Если это был Шива, думал Эдам, то хорошо, что он оказался среди прилетевших, а не отлетающих. Это значит, что Шива едет домой — где бы ни был его дом, в каком-нибудь гетто на севере, или на востоке, или в другом месте, закрытом для всех остальных, — а вот он уезжает. Следовательно, новая встреча с Шивой исключена. И какой вред, в конце концов, может быть от этого случайного обмена взглядами, если обмен вообще был, если это вообще был Шива? Естественно, он не верил, что Шива умер, как не верил в то, что умерли остальные. Конечно, у него было мало надежды, что удастся прожить жизнь, ни разу не встретив никого из них. Просто до последнего времени не было никаких упоминаний ни в газетах, ни в сплетнях. Эдаму везло. Ему действительно повезло, потому что встреча с Шивой ничего не изменила, не сделала ситуацию ни лучше, ни хуже. Жизнь и дальше пойдет своим чередом, продолжится в обществе Энн и Эбигаль, бизнес будет потихоньку расти, их благосостояние тоже вырастет — в следующем году, возможно, они переедут в более хороший дом, зачнут и родят Эрона, своего сына, — ассоциативные процессы извлекут Отсемондо из хранящихся файлов, а кнопка «Выход» их уничтожит.
Жизнь будет течь более-менее спокойно, и время — день-два на Тенерифе — сотрет воспоминание об этом смуглом и блестящем облике, промелькнувшем среди бледных, встревоженных, напряженных лиц. Вероятнее всего, это был не Шива. В районе, где они живут, редко встречаются люди другого цвета кожи, кроме белых, так что неудивительно, что принял одного смуглокожего за другого. И разве не естественно, что при виде любого индуса в его памяти оживает Шива? Так случалось и раньше — в магазинах, на почтах. Да и какая разница, ведь Шива ушел, ушел на следующие десять лет…
Эдам решительно взял с ленты досмотрового аппарата их ручную кладь, протянул Энн ее сумочку и приступил к терапии, которую иногда применял, чтобы избавляться от злости на жену. Она заключалась в фальшивой доброте.

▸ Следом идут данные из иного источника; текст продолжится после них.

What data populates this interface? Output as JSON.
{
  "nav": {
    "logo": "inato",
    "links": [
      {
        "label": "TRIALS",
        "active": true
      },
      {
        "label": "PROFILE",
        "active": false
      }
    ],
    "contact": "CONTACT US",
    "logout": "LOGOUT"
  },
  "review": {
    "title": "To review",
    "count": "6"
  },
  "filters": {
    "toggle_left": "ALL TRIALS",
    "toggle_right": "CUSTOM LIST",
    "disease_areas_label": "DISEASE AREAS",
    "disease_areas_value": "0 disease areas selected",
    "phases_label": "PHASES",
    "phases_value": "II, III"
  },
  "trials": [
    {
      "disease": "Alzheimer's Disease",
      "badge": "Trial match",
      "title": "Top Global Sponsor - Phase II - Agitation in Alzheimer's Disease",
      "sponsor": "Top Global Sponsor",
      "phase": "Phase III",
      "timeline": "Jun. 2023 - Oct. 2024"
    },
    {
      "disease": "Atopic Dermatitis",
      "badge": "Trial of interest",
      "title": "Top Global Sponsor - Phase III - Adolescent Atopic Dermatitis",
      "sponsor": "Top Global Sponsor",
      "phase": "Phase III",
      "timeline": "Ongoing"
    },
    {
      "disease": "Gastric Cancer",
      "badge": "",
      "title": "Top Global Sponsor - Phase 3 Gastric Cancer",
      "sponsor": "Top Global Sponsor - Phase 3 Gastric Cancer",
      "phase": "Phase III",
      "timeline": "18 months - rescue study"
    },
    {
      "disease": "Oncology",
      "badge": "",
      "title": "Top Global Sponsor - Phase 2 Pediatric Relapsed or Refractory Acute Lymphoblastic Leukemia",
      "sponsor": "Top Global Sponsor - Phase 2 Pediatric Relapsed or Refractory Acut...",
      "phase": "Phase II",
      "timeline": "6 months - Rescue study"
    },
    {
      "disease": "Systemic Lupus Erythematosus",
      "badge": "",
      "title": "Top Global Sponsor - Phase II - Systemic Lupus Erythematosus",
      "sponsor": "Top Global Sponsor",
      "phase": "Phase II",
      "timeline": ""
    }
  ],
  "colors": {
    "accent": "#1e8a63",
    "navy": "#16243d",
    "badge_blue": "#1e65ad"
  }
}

— Пошли, — сказал он, — у нас есть время, чтобы купить тебе какие-нибудь духи в Duty Free.
Глава 3
«Зло» — дурацкое слово. У него такое же значение — бессмысленное, аморфное, расплывчатое, путаное, — как у слова «любовь». Все имеют смутное представление о том, что оно значит, но никто не может дать четкое определение. Такое впечатление, будто слово подразумевает нечто сверхъестественное. Эти мысли в сознании Шивы пробудило предложение из рецензии на мягкой обложке романа, который его жена, Лили Манджушри, купила в аэропорту Зальцбурга. «Зло, — писал рецензент, — грозной тучей нависает над этой мрачной и впечатляющей сагой с первой страницы до самой развязки». Лили купила его, потому что на лотке это была единственная книга на английском.

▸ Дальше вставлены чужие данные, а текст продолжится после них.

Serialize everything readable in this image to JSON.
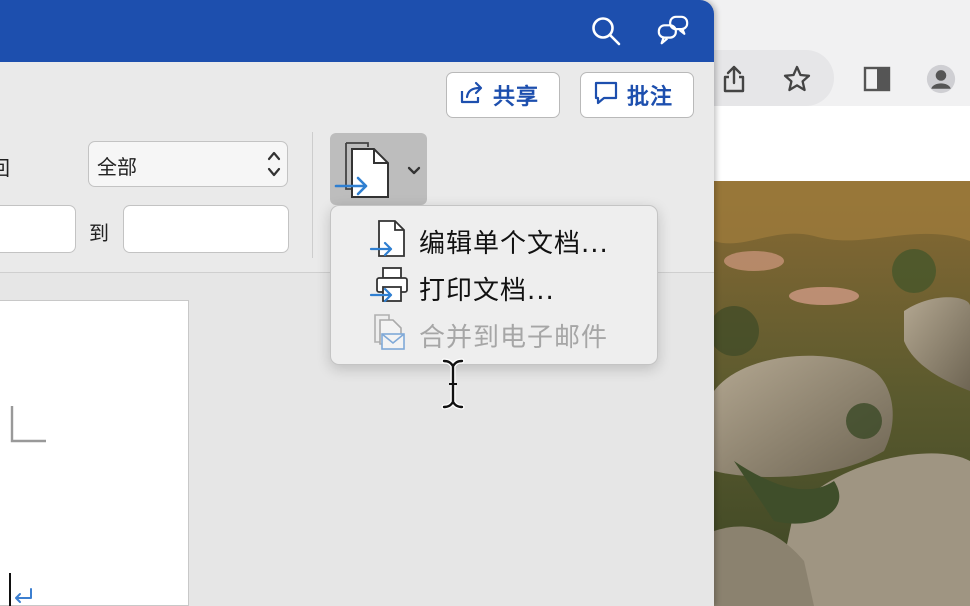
{
  "word": {
    "titlebar": {
      "search_icon": "search-icon",
      "assistant_icon": "chat-bubbles-icon"
    },
    "ribbon": {
      "share_label": "共享",
      "comment_label": "批注",
      "partial_label": "回",
      "select_value": "全部",
      "to_label": "到"
    },
    "merge_menu": {
      "items": [
        {
          "label": "编辑单个文档...",
          "icon": "document-arrow-icon",
          "enabled": true
        },
        {
          "label": "打印文档...",
          "icon": "printer-arrow-icon",
          "enabled": true
        },
        {
          "label": "合并到电子邮件",
          "icon": "document-mail-icon",
          "enabled": false
        }
      ]
    },
    "colors": {
      "titlebar": "#1d4fae",
      "accent_text": "#1d4fae",
      "arrow_blue": "#2f7fd1"
    }
  },
  "browser": {
    "toolbar_icons": [
      "share-icon",
      "bookmark-star-icon",
      "sidebar-icon",
      "profile-icon"
    ]
  }
}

Когда Шива размышлял над этим словом, он мысленным взором видел ухмыляющегося и дурачащегося Мефистофеля в сюртуке и с крохотными изогнутыми рожками. События своего прошлого он никогда не рассматривал как зло, скорее как ошибки — безмерно печальные, совершенные под действием страха и алчности. Шива считал, что большую часть глупостей в мире люди совершают, руководствуясь такими чувствами. Называть это злом — то есть результатом целенаправленных расчетов и предумышленных дурных поступков — значит демонстрировать незнание человеческой психологии. Именно так он думал, идя рядом с Лили и везя их чемоданы на тележке, которую собирался оставить у входа в метро, когда вдруг встретился взглядом с Эдамом Верн-Смитом.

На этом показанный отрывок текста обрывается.